The perceived power that Shapiro received put Anthopoulos' future with the Blue Jays into question. Anthopoulos previously had close to full autonomy over player personnel during Beeston's tenure with the club and that freedom seemed destined to change under Shapiro.
Anthopoulos was peppered with a countless number of questions about the specific reasons for his departure during a conference call with reporters on Friday afternoon. Anthopoulos repeatedly sidestepped inquiries about the specifics of his departure.
"I had a desire to stay on," said Anthopoulos, who later added he does not have another job opportunity lined up. "Ultimately, I had a decision to make and I own this decision. This is my responsibility, it falls on me. I can't say enough about both Mark and Rogers, how they handled this process, the respect and the time and everything they gave me and afforded to me.

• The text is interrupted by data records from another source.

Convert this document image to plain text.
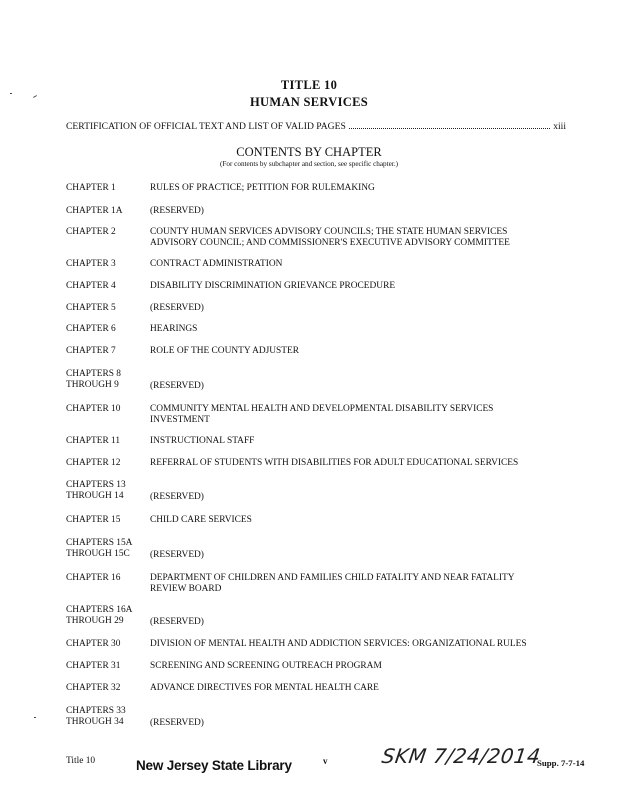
TITLE 10
HUMAN SERVICES
CERTIFICATION OF OFFICIAL TEXT AND LIST OF VALID PAGES	xiii
CONTENTS BY CHAPTER
(For contents by subchapter and section, see specific chapter.)
CHAPTER 1	RULES OF PRACTICE; PETITION FOR RULEMAKING
CHAPTER 1A	(RESERVED)
CHAPTER 2	COUNTY HUMAN SERVICES ADVISORY COUNCILS; THE STATE HUMAN SERVICES ADVISORY COUNCIL; AND COMMISSIONER'S EXECUTIVE ADVISORY COMMITTEE
CHAPTER 3	CONTRACT ADMINISTRATION
CHAPTER 4	DISABILITY DISCRIMINATION GRIEVANCE PROCEDURE
CHAPTER 5	(RESERVED)
CHAPTER 6	HEARINGS
CHAPTER 7	ROLE OF THE COUNTY ADJUSTER
CHAPTERS 8
THROUGH 9	(RESERVED)
CHAPTER 10	COMMUNITY MENTAL HEALTH AND DEVELOPMENTAL DISABILITY SERVICES INVESTMENT
CHAPTER 11	INSTRUCTIONAL STAFF
CHAPTER 12	REFERRAL OF STUDENTS WITH DISABILITIES FOR ADULT EDUCATIONAL SERVICES
CHAPTERS 13
THROUGH 14	(RESERVED)
CHAPTER 15	CHILD CARE SERVICES
CHAPTERS 15A
THROUGH 15C	(RESERVED)
CHAPTER 16	DEPARTMENT OF CHILDREN AND FAMILIES CHILD FATALITY AND NEAR FATALITY REVIEW BOARD
CHAPTERS 16A
THROUGH 29	(RESERVED)
CHAPTER 30	DIVISION OF MENTAL HEALTH AND ADDICTION SERVICES: ORGANIZATIONAL RULES
CHAPTER 31	SCREENING AND SCREENING OUTREACH PROGRAM
CHAPTER 32	ADVANCE DIRECTIVES FOR MENTAL HEALTH CARE
CHAPTERS 33
THROUGH 34	(RESERVED)
Title 10	New Jersey State Library	v	SKM 7/24/2014
Supp. 7-7-14
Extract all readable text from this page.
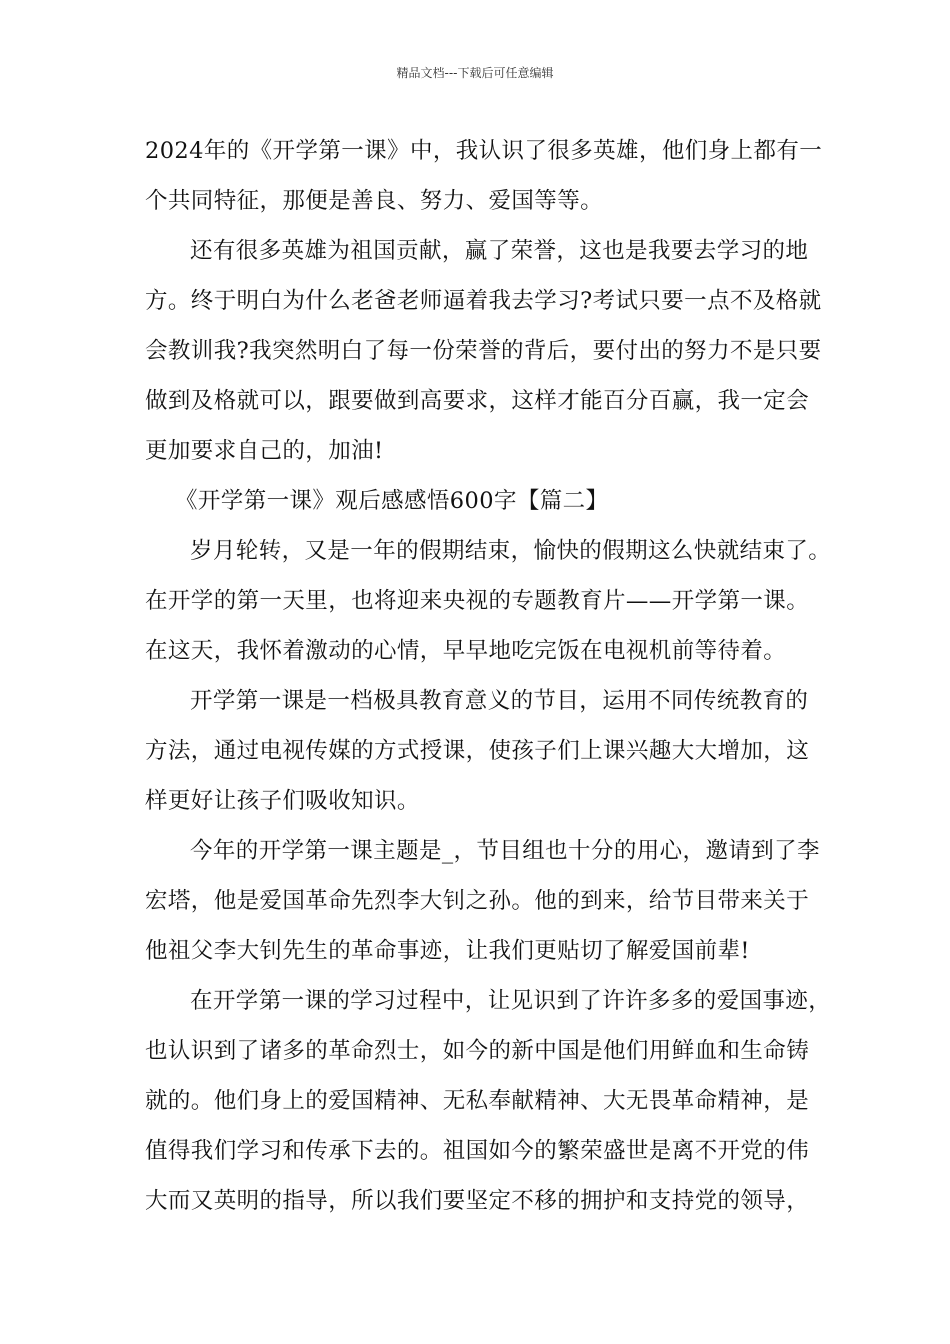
精品文档---下载后可任意编辑
2024年的《开学第一课》中，我认识了很多英雄，他们身上都有一
个共同特征，那便是善良、努力、爱国等等。
还有很多英雄为祖国贡献，赢了荣誉，这也是我要去学习的地
方。终于明白为什么老爸老师逼着我去学习?考试只要一点不及格就
会教训我?我突然明白了每一份荣誉的背后，要付出的努力不是只要
做到及格就可以，跟要做到高要求，这样才能百分百赢，我一定会
更加要求自己的，加油!
《开学第一课》观后感感悟600字【篇二】
岁月轮转，又是一年的假期结束，愉快的假期这么快就结束了。
在开学的第一天里，也将迎来央视的专题教育片——开学第一课。
在这天，我怀着激动的心情，早早地吃完饭在电视机前等待着。
开学第一课是一档极具教育意义的节目，运用不同传统教育的
方法，通过电视传媒的方式授课，使孩子们上课兴趣大大增加，这
样更好让孩子们吸收知识。
今年的开学第一课主题是_，节目组也十分的用心，邀请到了李
宏塔，他是爱国革命先烈李大钊之孙。他的到来，给节目带来关于
他祖父李大钊先生的革命事迹，让我们更贴切了解爱国前辈!
在开学第一课的学习过程中，让见识到了许许多多的爱国事迹，
也认识到了诸多的革命烈士，如今的新中国是他们用鲜血和生命铸
就的。他们身上的爱国精神、无私奉献精神、大无畏革命精神，是
值得我们学习和传承下去的。祖国如今的繁荣盛世是离不开党的伟
大而又英明的指导，所以我们要坚定不移的拥护和支持党的领导，
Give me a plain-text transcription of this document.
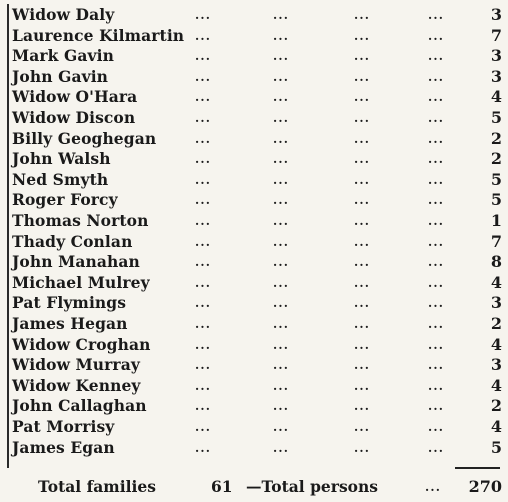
Widow Daly	...	...	...	...	3
Laurence Kilmartin ...	...	...	...	7
Mark Gavin	...	...	...	...	3
John Gavin	...	...	...	...	3
Widow O'Hara	...	...	...	...	4
Widow Discon	...	...	...	...	5
Billy Geoghegan	...	...	...	...	2
John Walsh	...	...	...	...	2
Ned Smyth	...	...	...	...	5
Roger Forcy	...	...	...	...	5
Thomas Norton	...	...	...	...	1
Thady Conlan	...	...	...	...	7
John Manahan	...	...	...	...	8
Michael Mulrey	...	...	...	...	4
Pat Flymings	...	...	...	...	3
James Hegan	...	...	...	...	2
Widow Croghan	...	...	...	...	4
Widow Murray	...	...	...	...	3
Widow Kenney	...	...	...	...	4
John Callaghan	...	...	...	...	2
Pat Morrisy	...	...	...	...	4
James Egan	...	...	...	...	5
Total families	61 —Total persons	... 270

"I'm a pretty private guy and I just don't think specifics and things like that need to be discussed. I think the important thing to remember is I'm very grateful for everything I've had here, very grateful for the opportunity."
The only specifics that were publicly revealed Thursday came from Edward Rogers, who is the son of the late Ted Rogers and currently is the chairman of the Blue Jays.
"Alex has done a terrific job as GM of the Blue Jays over the past six seasons, and we would have loved it if he stayed with the club," Rogers said. "Like the fans, we too are disappointed he has chosen not to accept our five-year contract offer, but we wish him the very best.
"Alex leaves behind an outstanding front office team and coaching staff that played a key role in shaping the team's great run this season. They will continue to operate in leadership roles next year as we look to build upon the team's success. We remain committed to putting a winning team on the field and look forward to many more exciting seasons for the Blue Jays."
Anthopoulos began working for the Blue Jays in 2003 and officially took over for former GM J.P. Ricciardi at the end of the 2009 season. The Blue Jays had a 489-483 record during Anthopoulos' tenure but more than anything else he will be remembered for putting together the team that ended Toronto's postseason drought at 22 years.
There were some misses along the way and Anthopoulos will probably never live down the R.A. Dickey deal, who he acquired from the Mets for Noah Syndergaard and Travis d'Arnaud, but the positives far outweigh any negatives. His core remains in tact for next year, minus free agents Price and Estrada, which means the Blue Jays are set up well for the future as well.
"That's probably what made it so hard," Anthopoulos said of leaving a team that appears to be on the cusp of something special. "I'm young in my age, I'm getting older in my career but I just feel like you have to make decisions in life, to be true to yourself, which is important. You have to know what's important to you and what you value. I love the Blue Jays, that isn't going to change."